Enquanto o panorama para a liberdade de imprensa é obscuro na região, alguns países mostram sinais de otimismo. A Freedom House destacou que na Argentina a mudança de administração pôs fim à guerra entre o governo e a imprensa que caracterizou os regimes de Néstor e Cristina Kirchner.
Sob o governo do presidente Mauricio Macri, foi aprovada no ano passado uma lei que reorganizou os órgãos reguladores argentinos, a qual abre a possibilidade de ter licenças de meios menos tendenciosos. Ainda que os resultados tangíveis desta lei ainda terão que ser postos à prova, assinalou a Freedom House em seu rrelatório.
No entanto, a Argentina continua a ter uma concentração de propriedade na indústria dos meios de comunicação, segundo mencionou a organização em seu relatório. O conglomerado de meios Clarín e o grupo La Nación, conhecidos por geralmente apoiar o presidente Macri, dominam o mercado nacional. Além disso, o decreto emitido por Macri, que depois se converteu em lei, "levantou restrições no número de licenças de transmissão que um grupo de meios pode ter", disse o relatório.

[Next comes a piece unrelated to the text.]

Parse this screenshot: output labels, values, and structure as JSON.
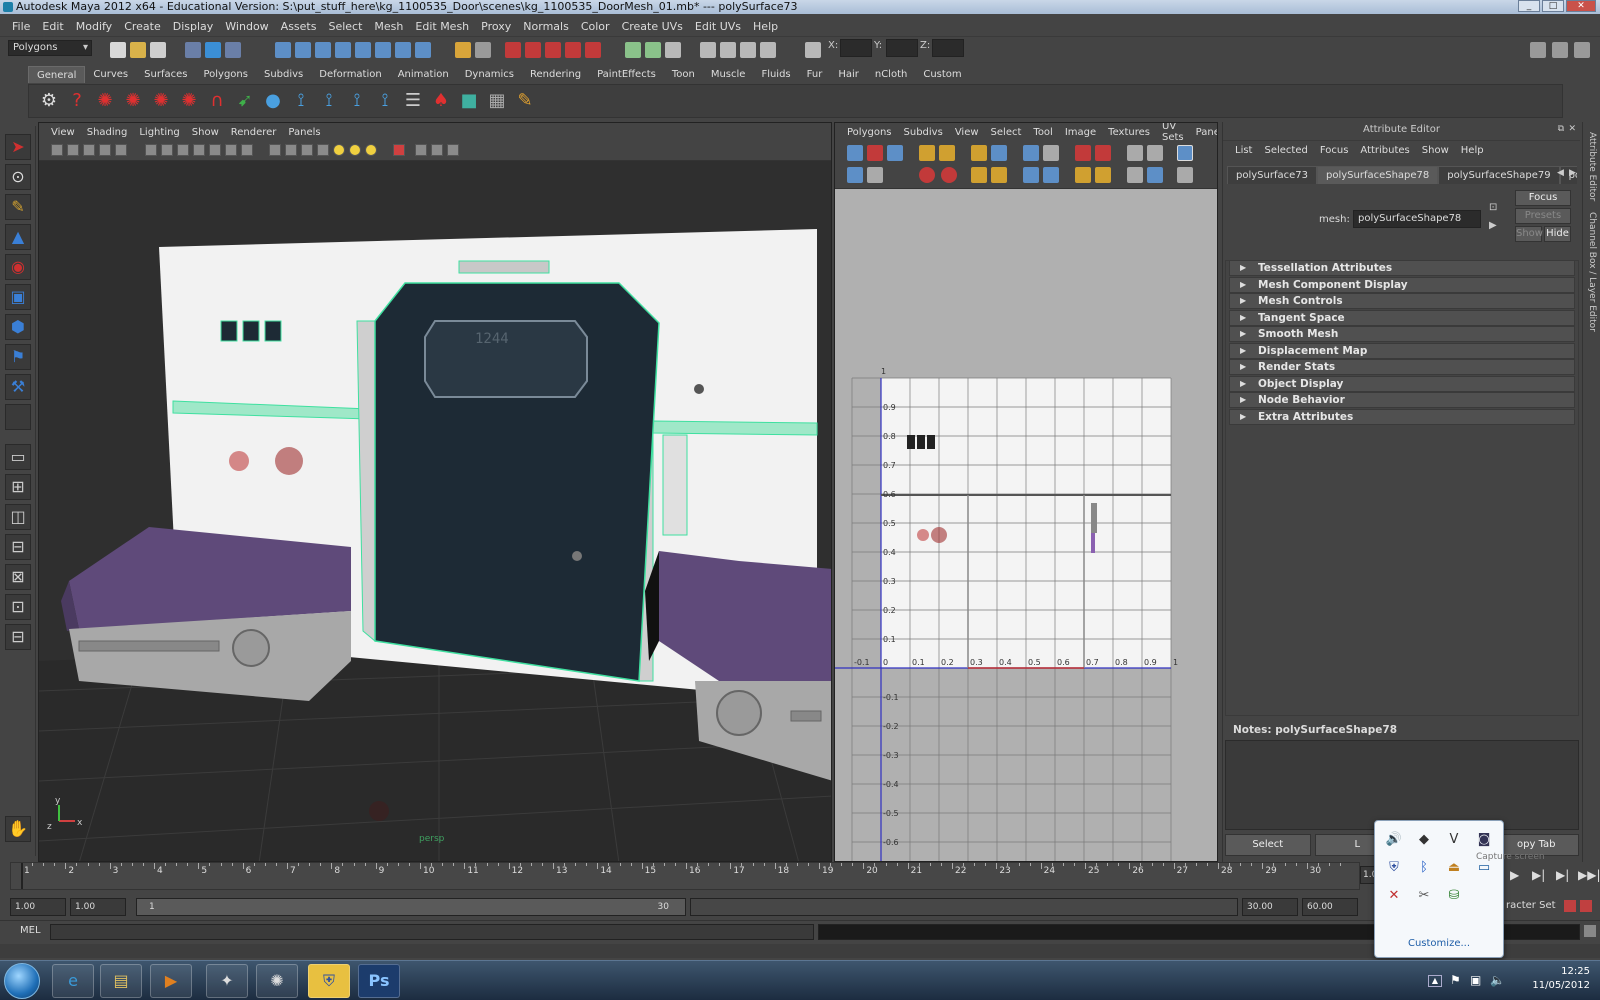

No Equador, os meios adquiridos pelo presidente em saída Rafael Correa poderiam gozar de maior independência editorial uma vez que comece a nova administração, antecipou a organização.
No entanto, o relatório do CPJ citou o Equador como um dos países nos quais a censura por parte de autoridades já chegou ao terreno cibernético. Segundo a organização, neste país empresas de tecnologia como o Twitter foram pressionadas a retirar publicações e documentos sobre temas sensíveis.
Foi o caso do jornalista Bernardo Abad, que teve a conta na rede social suspensa em julho de 2016 por ter publicado relatórios que indicavam que o então vice-presidente Lenin Moreno tinha sonegado impostos.
O CPJ considerou em seu relatório que as tecnologias que geraram o auge mundial da informação são as mesmas que agora estão sendo usadas para reprimir a liberdade de imprensa, seja para vigiar, 'trollar' ou bloquear o fluxo de informação.
Nota do editor: Essa história foi publicada originalmente no blog de jornalismo nas Américas do Centro Knight, o predecessor do LatAm Journalism Review.